Une première épreuve de force a eu lieu la semaine dernière, lorsque les habitants d’Allmendingen se sont rassemblés sur la place d’armes. Le commandant les avait convoqués pour les informer des résultats des mesures de bruit: à Allmendingen, les valeurs limites sont «nettement dépassées» dans 60 immeubles. Trente bâtiments de Thierachern (BE), une commune voisine, sont également concernés.
De nouvelles fenêtres pour se consoler
Lors de la manifestation, Piero Catani a appris que son appartement se trouvait dans une zone orange. La maison d'Irene Morgenthaler se trouve dans la zone rouge foncé. Les habitants d’Allmendingen n’ont toutefois pas appris combien de décibels sont dépassés. «L’armée ne nous a pas fourni de rapport», déclare Piero Catani, frustré. Armasuisse fait savoir que le rapport «n’est pas encore complètement terminé». Il devrait vraisemblablement être mis à la disposition du public en 2026.
Depuis des années, les riverains souhaitent la construction d’un mur antibruit ou d’une butte de terre. Mais cela n’entraînerait qu’une réduction «très faible et à peine perceptible» du bruit, a fait savoir l’armée lors de la manifestation. Piero Catani dit qu’il aimerait savoir plus concrètement pourquoi cela n’apporterait pas grand-chose: «Je n’obtiens pas de réponse. Nous devons simplement les croire.» Armasuisse écrit à Blick qu’elle veut maintenant «vérifier», sur la base des réactions des riverains, si une digue antibruit à proximité immédiate du quartier réduirait effectivement le bruit des tirs.
En guise de consolation, l’armée va «probablement» offrir des fenêtres antibruit à partir de 2028. Irene Morgenthaler rit en entendant cela. «Nous avons presque tous depuis longtemps de nouvelles fenêtres. Les miennes sont à triple vitrage.» En outre, les responsables veulent étudier la possibilité d’une installation de tir indoor. «Contrôler», Piero Catani lève les yeux au ciel en entendant ce mot. «J’entends ça depuis des années.» Il ne croit plus un mot de l’armée. «C’est de la tactique dilatoire.» Armasuisse affirme qu’il n’est actuellement pas possible de dire quand une telle installation sera réalisée, si tant est qu’elle le soit.

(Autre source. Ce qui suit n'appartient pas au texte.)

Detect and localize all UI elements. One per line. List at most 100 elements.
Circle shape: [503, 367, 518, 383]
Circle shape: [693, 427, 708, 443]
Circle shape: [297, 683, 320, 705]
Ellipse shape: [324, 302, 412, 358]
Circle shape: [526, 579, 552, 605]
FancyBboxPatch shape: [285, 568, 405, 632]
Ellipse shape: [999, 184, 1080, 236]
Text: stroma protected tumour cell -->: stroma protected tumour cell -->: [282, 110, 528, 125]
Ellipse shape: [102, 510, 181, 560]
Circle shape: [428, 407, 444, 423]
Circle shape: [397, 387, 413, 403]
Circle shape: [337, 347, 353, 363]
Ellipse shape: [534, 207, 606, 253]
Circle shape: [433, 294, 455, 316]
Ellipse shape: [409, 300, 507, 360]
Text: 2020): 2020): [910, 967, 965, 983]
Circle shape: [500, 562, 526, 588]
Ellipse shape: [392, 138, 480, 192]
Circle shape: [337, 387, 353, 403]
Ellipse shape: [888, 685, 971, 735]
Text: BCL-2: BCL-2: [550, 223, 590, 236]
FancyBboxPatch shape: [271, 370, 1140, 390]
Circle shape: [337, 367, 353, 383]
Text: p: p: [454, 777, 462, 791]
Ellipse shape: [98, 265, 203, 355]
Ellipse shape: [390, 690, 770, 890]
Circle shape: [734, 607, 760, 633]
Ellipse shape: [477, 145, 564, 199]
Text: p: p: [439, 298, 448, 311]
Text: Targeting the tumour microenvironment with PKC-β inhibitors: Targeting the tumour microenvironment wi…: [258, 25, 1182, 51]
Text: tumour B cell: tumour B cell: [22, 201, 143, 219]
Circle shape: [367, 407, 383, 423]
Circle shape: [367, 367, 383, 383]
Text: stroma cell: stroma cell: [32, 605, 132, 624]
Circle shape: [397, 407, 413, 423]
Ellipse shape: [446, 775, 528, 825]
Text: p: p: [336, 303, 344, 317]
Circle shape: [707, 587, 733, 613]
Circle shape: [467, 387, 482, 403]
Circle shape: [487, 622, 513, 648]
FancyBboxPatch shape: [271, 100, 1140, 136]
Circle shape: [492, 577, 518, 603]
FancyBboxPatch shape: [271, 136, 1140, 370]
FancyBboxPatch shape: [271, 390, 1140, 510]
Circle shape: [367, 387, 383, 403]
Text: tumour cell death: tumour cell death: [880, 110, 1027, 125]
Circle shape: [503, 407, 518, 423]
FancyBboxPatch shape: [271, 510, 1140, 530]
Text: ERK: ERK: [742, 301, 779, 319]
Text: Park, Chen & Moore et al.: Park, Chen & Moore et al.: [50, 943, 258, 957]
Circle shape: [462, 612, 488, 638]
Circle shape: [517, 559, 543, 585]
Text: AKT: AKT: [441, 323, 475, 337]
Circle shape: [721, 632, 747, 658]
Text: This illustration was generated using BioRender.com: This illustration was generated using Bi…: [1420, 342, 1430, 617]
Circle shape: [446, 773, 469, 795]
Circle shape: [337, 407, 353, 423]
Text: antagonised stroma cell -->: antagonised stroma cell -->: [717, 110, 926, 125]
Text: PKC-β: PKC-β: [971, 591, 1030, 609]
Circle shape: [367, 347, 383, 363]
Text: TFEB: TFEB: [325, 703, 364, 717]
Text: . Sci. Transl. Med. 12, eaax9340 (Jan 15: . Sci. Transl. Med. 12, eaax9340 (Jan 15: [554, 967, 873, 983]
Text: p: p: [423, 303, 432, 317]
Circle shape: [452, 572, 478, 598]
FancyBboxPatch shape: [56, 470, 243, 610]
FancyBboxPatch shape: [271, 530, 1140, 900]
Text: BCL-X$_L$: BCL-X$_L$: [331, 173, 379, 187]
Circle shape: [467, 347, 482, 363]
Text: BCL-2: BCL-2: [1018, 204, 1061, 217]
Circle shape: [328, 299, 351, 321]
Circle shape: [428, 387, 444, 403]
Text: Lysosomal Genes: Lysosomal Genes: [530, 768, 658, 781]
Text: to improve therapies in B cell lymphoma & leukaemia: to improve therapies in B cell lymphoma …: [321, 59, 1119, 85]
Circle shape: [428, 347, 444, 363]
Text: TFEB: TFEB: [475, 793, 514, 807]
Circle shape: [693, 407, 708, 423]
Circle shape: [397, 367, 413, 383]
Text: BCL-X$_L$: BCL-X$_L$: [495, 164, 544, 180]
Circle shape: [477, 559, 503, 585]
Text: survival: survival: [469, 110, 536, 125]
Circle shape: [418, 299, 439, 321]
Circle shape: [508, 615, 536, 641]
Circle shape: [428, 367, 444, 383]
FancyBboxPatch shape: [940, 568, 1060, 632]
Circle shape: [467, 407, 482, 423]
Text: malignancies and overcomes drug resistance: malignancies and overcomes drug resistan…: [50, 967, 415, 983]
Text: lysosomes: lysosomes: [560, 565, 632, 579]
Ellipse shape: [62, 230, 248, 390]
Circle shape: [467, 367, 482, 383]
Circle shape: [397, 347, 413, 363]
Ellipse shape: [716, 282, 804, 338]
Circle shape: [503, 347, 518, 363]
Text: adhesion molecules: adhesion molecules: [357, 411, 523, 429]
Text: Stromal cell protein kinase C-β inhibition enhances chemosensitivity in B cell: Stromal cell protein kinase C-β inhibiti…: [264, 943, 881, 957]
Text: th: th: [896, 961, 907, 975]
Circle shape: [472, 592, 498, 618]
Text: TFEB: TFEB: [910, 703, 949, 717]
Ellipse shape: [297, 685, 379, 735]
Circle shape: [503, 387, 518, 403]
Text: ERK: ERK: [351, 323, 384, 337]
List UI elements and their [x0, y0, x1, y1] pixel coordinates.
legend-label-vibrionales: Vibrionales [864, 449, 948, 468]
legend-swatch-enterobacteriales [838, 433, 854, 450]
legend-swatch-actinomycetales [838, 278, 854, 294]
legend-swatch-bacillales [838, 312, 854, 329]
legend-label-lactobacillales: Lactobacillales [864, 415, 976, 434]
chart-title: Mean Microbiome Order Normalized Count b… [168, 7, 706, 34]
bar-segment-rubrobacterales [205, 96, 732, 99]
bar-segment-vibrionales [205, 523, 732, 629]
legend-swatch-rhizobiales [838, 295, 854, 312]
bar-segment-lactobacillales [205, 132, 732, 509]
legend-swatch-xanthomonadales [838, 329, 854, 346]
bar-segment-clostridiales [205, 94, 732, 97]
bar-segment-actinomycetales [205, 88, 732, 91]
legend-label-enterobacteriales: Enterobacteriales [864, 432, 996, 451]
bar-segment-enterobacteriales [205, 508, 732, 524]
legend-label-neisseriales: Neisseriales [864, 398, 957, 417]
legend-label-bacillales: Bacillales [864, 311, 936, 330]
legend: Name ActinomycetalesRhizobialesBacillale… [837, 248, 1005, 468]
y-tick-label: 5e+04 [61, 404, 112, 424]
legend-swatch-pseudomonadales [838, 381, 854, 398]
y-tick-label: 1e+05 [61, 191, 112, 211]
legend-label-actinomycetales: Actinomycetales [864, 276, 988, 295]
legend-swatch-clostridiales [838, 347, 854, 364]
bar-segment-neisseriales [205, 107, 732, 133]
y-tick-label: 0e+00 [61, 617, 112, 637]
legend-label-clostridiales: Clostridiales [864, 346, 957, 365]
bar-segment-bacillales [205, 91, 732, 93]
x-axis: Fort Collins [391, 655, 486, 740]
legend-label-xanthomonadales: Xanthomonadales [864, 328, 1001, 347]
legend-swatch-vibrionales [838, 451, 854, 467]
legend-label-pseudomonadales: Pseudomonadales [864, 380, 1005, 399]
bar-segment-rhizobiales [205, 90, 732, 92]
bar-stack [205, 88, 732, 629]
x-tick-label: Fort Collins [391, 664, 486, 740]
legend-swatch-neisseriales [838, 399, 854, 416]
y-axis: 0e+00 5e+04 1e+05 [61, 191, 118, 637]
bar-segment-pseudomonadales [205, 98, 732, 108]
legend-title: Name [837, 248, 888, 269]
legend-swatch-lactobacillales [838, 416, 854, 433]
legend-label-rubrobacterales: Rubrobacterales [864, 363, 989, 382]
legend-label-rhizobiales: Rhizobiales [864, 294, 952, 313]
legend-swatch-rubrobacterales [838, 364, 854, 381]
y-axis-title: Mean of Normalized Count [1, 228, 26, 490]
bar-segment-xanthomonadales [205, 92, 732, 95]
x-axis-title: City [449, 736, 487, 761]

Valeurs limites largement dépassées
Mais le DDPS «investit beaucoup pour éviter le bruit», affirme de son côté l’Office de l’armement. L’une des mesures les plus importantes est l’utilisation de simulateurs, par exemple pour la formation des conducteurs de véhicules lourds à roues et à chenilles. La «lutte contre le bruit» reste toutefois une «tâche permanente», car les exercices dans le monde réel avec des moyens réels sont «indispensables».
L'armée semble préférer investir dans de nouveaux obusiers plutôt que dans la lutte contre le bruit. Les caisses militaires sont à sec, le Parlement ne veut augmenter le budget qu’avec parcimonie. Pendant ce temps, une guerre fait rage à l'Est de l'Europe et la situation sécuritaire s’aggrave progressivement. Le Conseil des Etats veut donc venir en aide à l’armée. L’automne dernier, il a transmis un postulat au Conseil fédéral. Le gouvernement doit maintenant examiner si les valeurs limites autour des places de tir ne pourraient pas être simplement relevées.
Cela met les habitants d’Allmendingen en colère. N'importe quel citoyen lambda doit payer une amende s’il fait quelque chose de mal, affirme Piero Catani. «Mais l’armée ne se soucie pas de la loi.» Il trouve honteux que la politique veuille maintenant créer une échappatoire.
En fin de compte, c’est David contre Goliath. Et déménager n'est pas une option. «Qu’est-ce que je dois écrire dans l’annonce de l’appartement? Que l’armée tire derrière le jardin?» Irene Morgenthaler veut, elle aussi, rester dans sa maison. Elle et son mari l’ont construite eux-mêmes. Un jour, elle partira. Mais seulement à la maison de retraite.